From the calculation of the pooled variance estimate we can then also obtain confidence intervals, e.g. through some approximation methods:

\[ \frac{(E^{\star}-E)}{\sqrt{T}} \sim t_{\nu}, \]

where \(\nu=(K-1)(1+\frac{W/B}{1+1/K})^2\). Confidence intervals for \(E\) are obtained from the \(t\) distribution with \(\nu\) degrees of freedom.

How many imputations?

In the past, general recommendations indicated a number between \(5-10\), with uncertainty in the results due to finite \(K\) that can be assessed via Monte Carlo error. More recently, the recommended number of imputations is approximately equal to the proportions of incomplete cases in the data (White and Carlin 2010).

Conclusions

It is important to realise that none of the above methods can be used to obtain valid results under MNAR, where more advanced analytic methods may be used in combination with external information. In addition, it should be noted that in practice it is never possible to distinguish between a MAR or MNAR situation unless the reasons for missingness is known for all missing data.

Despite its limitations, MI can be very useful in observational studies when explanatory variables are incomplete. In trials, instead, it is often the outcome which is incomplete. When no information can be gained through imputations, then there is no advantage in using MI compared to alternative approaches. In trials, MI can be used when additional information, e.g. in the form of “auxiliary variables”, can be incorporated into the imputation model. A possible example includes secondary outcomes which may be used as auxiliary variables to impute the primary outcome.

In general, a simple strategy revolves around:

  • Identify predictors of missingness and perform a CCA, adjusting for said predictors.
  • (if helpful) perform a sensitivity analysis using MI and compare the results with those from CCA.

It is always optimal to reduce the amount of missing data, starting from the design stage, through a good communication with patients, objective to follow-up everyone, make repeated attempts using different recall/contact methods, collect reasons for missingness and on possible predictors of missingness, adjust sample size for anticipated missing values.

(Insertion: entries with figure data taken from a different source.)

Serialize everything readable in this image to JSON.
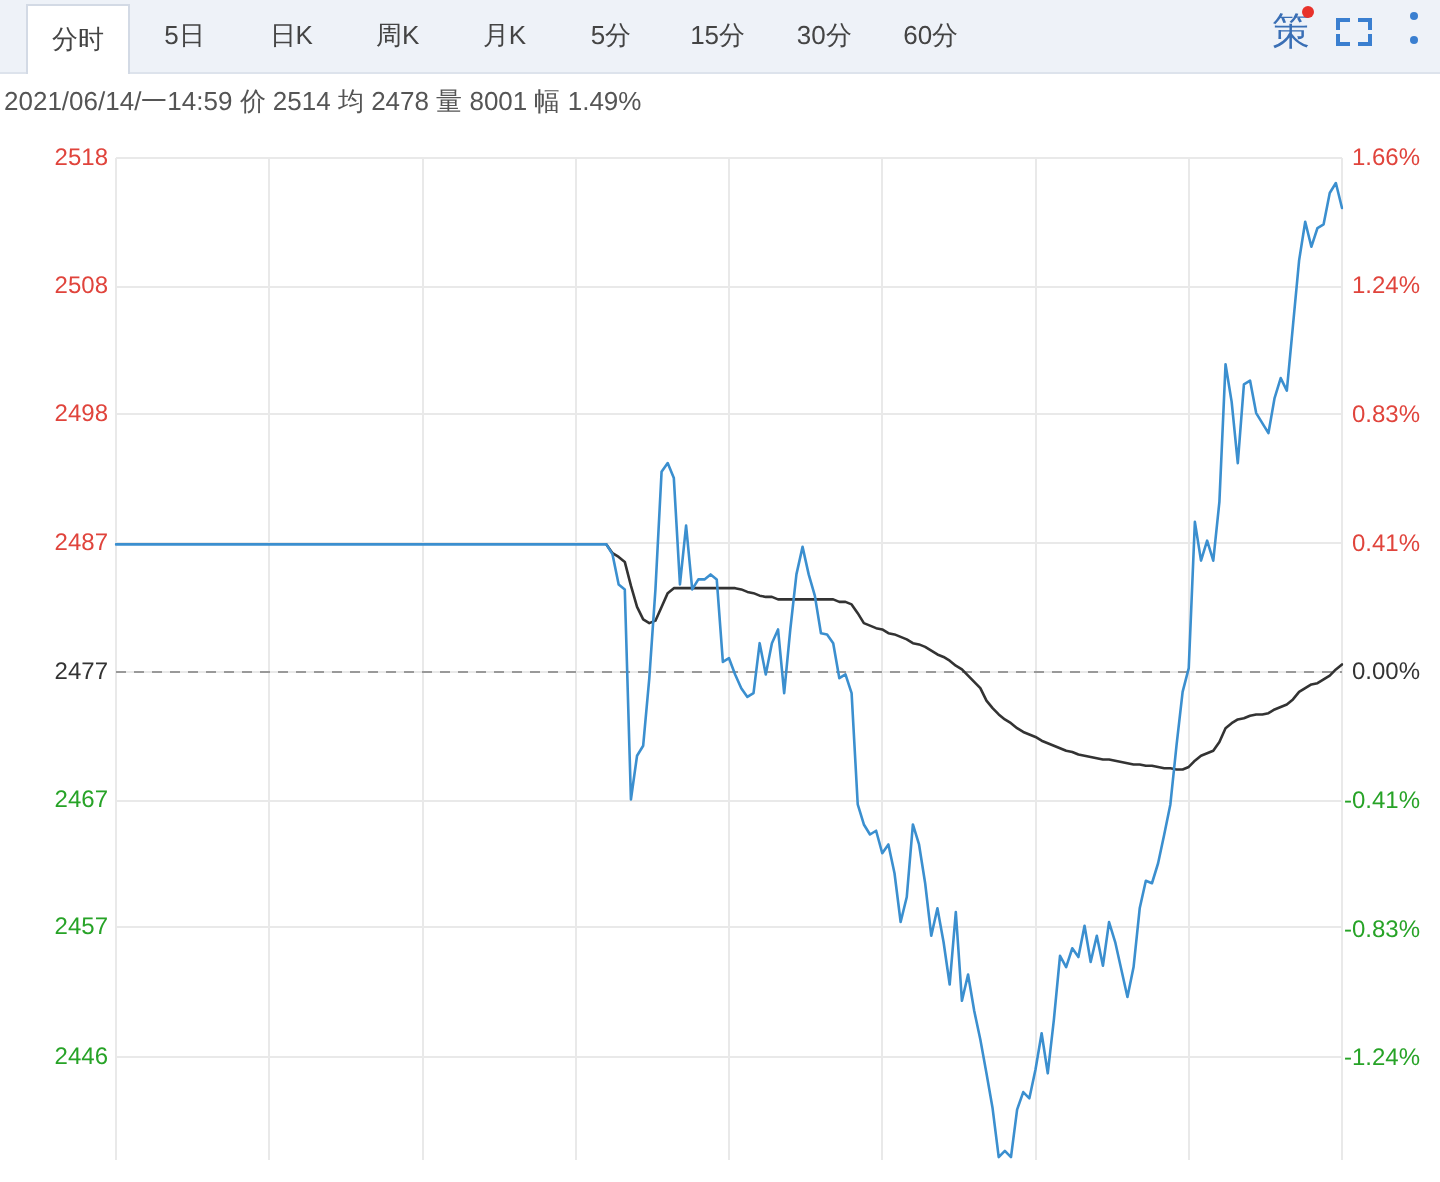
{
  "chart_data": {
    "type": "line",
    "title": "2021/06/14/一14:59 价 2514 均 2478 量 8001 幅 1.49%",
    "annotations": [
      "分时",
      "5日",
      "日K",
      "周K",
      "月K",
      "5分",
      "15分",
      "30分",
      "60分",
      "策"
    ],
    "categories": [
      null,
      null,
      null,
      null,
      null,
      null,
      null,
      null,
      null,
      null,
      null,
      null,
      null,
      null,
      null,
      null,
      null,
      null,
      null,
      null,
      null,
      null,
      null,
      null,
      null,
      null,
      null,
      null,
      null,
      null,
      null,
      null,
      null,
      null,
      null,
      null,
      null,
      null,
      null,
      null,
      null,
      null,
      null,
      null,
      null,
      null,
      null,
      null,
      null,
      null,
      null,
      null,
      null,
      null,
      null,
      null,
      null,
      null,
      null,
      null,
      null,
      null,
      null,
      null,
      null,
      null,
      null,
      null,
      null,
      null,
      null,
      null,
      null,
      null,
      null,
      null,
      null,
      null,
      null,
      null,
      null,
      null,
      null,
      null,
      null,
      null,
      null,
      null,
      null,
      null,
      null,
      null,
      null,
      null,
      null,
      null,
      null,
      null,
      null,
      null,
      null,
      null,
      null,
      null,
      null,
      null,
      null,
      null,
      null,
      null,
      null,
      null,
      null,
      null,
      null,
      null,
      null,
      null,
      null,
      null,
      null,
      null,
      null,
      null,
      null,
      null,
      null,
      null,
      null,
      null,
      null,
      null,
      null,
      null,
      null,
      null,
      null,
      null,
      null,
      null,
      null,
      null,
      null,
      null,
      null,
      null,
      null,
      null,
      null,
      null,
      null,
      null,
      null,
      null,
      null,
      null,
      null,
      null,
      null,
      null,
      null,
      null,
      null,
      null,
      null,
      null,
      null,
      null,
      null,
      null,
      null,
      null,
      null,
      null,
      null,
      null,
      null,
      null,
      null,
      null,
      null,
      null,
      null,
      null,
      null,
      null,
      null,
      null,
      null,
      null,
      null,
      null,
      null,
      null,
      null,
      null,
      null,
      null,
      null,
      null,
      null
    ],
    "series": [
      {
        "color": "#3b8fcf",
        "values": [
          2487.2,
          2487.2,
          2487.2,
          2487.2,
          2487.2,
          2487.2,
          2487.2,
          2487.2,
          2487.2,
          2487.2,
          2487.2,
          2487.2,
          2487.2,
          2487.2,
          2487.2,
          2487.2,
          2487.2,
          2487.2,
          2487.2,
          2487.2,
          2487.2,
          2487.2,
          2487.2,
          2487.2,
          2487.2,
          2487.2,
          2487.2,
          2487.2,
          2487.2,
          2487.2,
          2487.2,
          2487.2,
          2487.2,
          2487.2,
          2487.2,
          2487.2,
          2487.2,
          2487.2,
          2487.2,
          2487.2,
          2487.2,
          2487.2,
          2487.2,
          2487.2,
          2487.2,
          2487.2,
          2487.2,
          2487.2,
          2487.2,
          2487.2,
          2487.2,
          2487.2,
          2487.2,
          2487.2,
          2487.2,
          2487.2,
          2487.2,
          2487.2,
          2487.2,
          2487.2,
          2487.2,
          2487.2,
          2487.2,
          2487.2,
          2487.2,
          2487.2,
          2487.2,
          2487.2,
          2487.2,
          2487.2,
          2487.2,
          2487.2,
          2487.2,
          2487.2,
          2487.2,
          2487.2,
          2487.2,
          2487.2,
          2487.2,
          2487.2,
          2487.2,
          2486.4,
          2484.0,
          2483.6,
          2466.8,
          2470.3,
          2471.1,
          2476.5,
          2483.6,
          2493.0,
          2493.7,
          2492.5,
          2484.0,
          2488.7,
          2483.6,
          2484.4,
          2484.4,
          2484.8,
          2484.4,
          2477.8,
          2478.1,
          2476.8,
          2475.7,
          2475.0,
          2475.3,
          2479.3,
          2476.8,
          2479.3,
          2480.4,
          2475.3,
          2480.4,
          2484.8,
          2487.0,
          2484.8,
          2483.1,
          2480.1,
          2480.0,
          2479.3,
          2476.5,
          2476.8,
          2475.3,
          2466.4,
          2464.8,
          2464.0,
          2464.3,
          2462.5,
          2463.2,
          2460.9,
          2457.0,
          2459.0,
          2464.8,
          2463.2,
          2460.1,
          2455.9,
          2458.1,
          2455.4,
          2452.0,
          2457.8,
          2450.7,
          2452.8,
          2449.9,
          2447.6,
          2444.9,
          2442.1,
          2438.2,
          2438.7,
          2438.2,
          2442.0,
          2443.4,
          2442.9,
          2445.2,
          2448.1,
          2444.9,
          2449.2,
          2454.3,
          2453.4,
          2454.9,
          2454.2,
          2456.7,
          2453.8,
          2455.9,
          2453.5,
          2457.0,
          2455.4,
          2453.2,
          2451.0,
          2453.4,
          2458.1,
          2460.3,
          2460.1,
          2461.7,
          2464.0,
          2466.4,
          2471.1,
          2475.4,
          2477.3,
          2489.0,
          2485.9,
          2487.5,
          2485.9,
          2490.6,
          2501.6,
          2498.6,
          2493.7,
          2500.0,
          2500.3,
          2497.7,
          2496.9,
          2496.1,
          2498.9,
          2500.5,
          2499.5,
          2504.7,
          2509.9,
          2513.0,
          2511.0,
          2512.5,
          2512.8,
          2515.3,
          2516.1,
          2514.1
        ]
      },
      {
        "color": "#333333",
        "values": [
          null,
          null,
          null,
          null,
          null,
          null,
          null,
          null,
          null,
          null,
          null,
          null,
          null,
          null,
          null,
          null,
          null,
          null,
          null,
          null,
          null,
          null,
          null,
          null,
          null,
          null,
          null,
          null,
          null,
          null,
          null,
          null,
          null,
          null,
          null,
          null,
          null,
          null,
          null,
          null,
          null,
          null,
          null,
          null,
          null,
          null,
          null,
          null,
          null,
          null,
          null,
          null,
          null,
          null,
          null,
          null,
          null,
          null,
          null,
          null,
          null,
          null,
          null,
          null,
          null,
          null,
          null,
          null,
          null,
          null,
          null,
          null,
          null,
          null,
          null,
          null,
          null,
          null,
          null,
          null,
          2487.2,
          2486.5,
          2486.2,
          2485.8,
          2483.9,
          2482.2,
          2481.2,
          2480.9,
          2481.1,
          2482.2,
          2483.3,
          2483.7,
          2483.7,
          2483.7,
          2483.7,
          2483.7,
          2483.7,
          2483.7,
          2483.7,
          2483.7,
          2483.7,
          2483.7,
          2483.6,
          2483.4,
          2483.3,
          2483.1,
          2483.0,
          2483.0,
          2482.8,
          2482.8,
          2482.8,
          2482.8,
          2482.8,
          2482.8,
          2482.8,
          2482.8,
          2482.8,
          2482.8,
          2482.6,
          2482.6,
          2482.4,
          2481.7,
          2480.9,
          2480.7,
          2480.5,
          2480.4,
          2480.1,
          2480.0,
          2479.8,
          2479.6,
          2479.3,
          2479.2,
          2479.0,
          2478.7,
          2478.4,
          2478.2,
          2477.9,
          2477.5,
          2477.2,
          2476.7,
          2476.2,
          2475.7,
          2474.7,
          2474.1,
          2473.6,
          2473.2,
          2472.9,
          2472.5,
          2472.2,
          2472.0,
          2471.8,
          2471.5,
          2471.3,
          2471.1,
          2470.9,
          2470.7,
          2470.6,
          2470.4,
          2470.3,
          2470.2,
          2470.1,
          2470.0,
          2470.0,
          2469.9,
          2469.8,
          2469.7,
          2469.6,
          2469.6,
          2469.5,
          2469.5,
          2469.4,
          2469.3,
          2469.3,
          2469.2,
          2469.2,
          2469.4,
          2469.9,
          2470.3,
          2470.5,
          2470.7,
          2471.4,
          2472.5,
          2472.9,
          2473.2,
          2473.3,
          2473.5,
          2473.6,
          2473.6,
          2473.7,
          2474.0,
          2474.2,
          2474.4,
          2474.8,
          2475.4,
          2475.7,
          2476.0,
          2476.1,
          2476.4,
          2476.7,
          2477.2,
          2477.6
        ]
      }
    ],
    "ylim": [
      2438,
      2518.1
    ],
    "yticks": [
      {
        "value": 2518.1,
        "label": "2518"
      },
      {
        "value": 2507.8,
        "label": "2508"
      },
      {
        "value": 2497.6,
        "label": "2498"
      },
      {
        "value": 2487.3,
        "label": "2487"
      },
      2477,
      {
        "value": 2466.7,
        "label": "2467"
      },
      {
        "value": 2456.6,
        "label": "2457"
      },
      {
        "value": 2446.2,
        "label": "2446"
      }
    ],
    "y2lim": [
      -1.57,
      1.66
    ],
    "y2ticks": [
      {
        "value": 1.66,
        "label": "1.66%"
      },
      {
        "value": 1.245,
        "label": "1.24%"
      },
      {
        "value": 0.83,
        "label": "0.83%"
      },
      {
        "value": 0.415,
        "label": "0.41%"
      },
      {
        "value": 0,
        "label": "0.00%"
      },
      {
        "value": -0.415,
        "label": "-0.41%"
      },
      {
        "value": -0.83,
        "label": "-0.83%"
      },
      {
        "value": -1.245,
        "label": "-1.24%"
      }
    ],
    "ref_lines": [
      {
        "axis": "y",
        "value": 2477,
        "color": "#999999",
        "line_style": "dashed"
      }
    ],
    "grid": true
  }
}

I hope you enjoyed this little digression on missingness, which is always an amazing topic to discuss for me. Here I just kept things simple but, if interested, you are welcomed to explore my website under the “missing data” section to see some of the most popular approaches used in the statistical literature to handle missingness. Content warning, there might be some advanced statistics involved!

References

Beeken, RJ, B Leurent, V Vickerstaff, R Wilson, H Croker, S Morris, RZ Omar, I Nazareth, and J Wardle. 2017. “A Brief Intervention for Weight Control Based on Habit-Formation Theory Delivered Through Primary Care: Results from a Randomised Controlled Trial.” International Journal of Obesity 41 (2): 246–54.
King, M, L Jones, A Richardson, S Murad, A Irving, H Aslett, A Ramsay, et al. 2008. “The Relationship Between Patients’ Experiences of Continuity of Cancer Care and Health Outcomes: A Mixed Methods Study.” British Journal of Cancer 98 (3): 529–36.
Little, Roderick JA, and Donald B Rubin. 2019. Statistical Analysis with Missing Data. John Wiley & Sons.
Rumsfeld, DH. 2002. “Knowns & Unknowns.” JSTOR.
White, Ian R, and John B Carlin. 2010. “Bias and Efficiency of Multiple Imputation Compared with Complete-Case Analysis for Missing Covariate Values.” Statistics in Medicine 29 (28): 2920–31.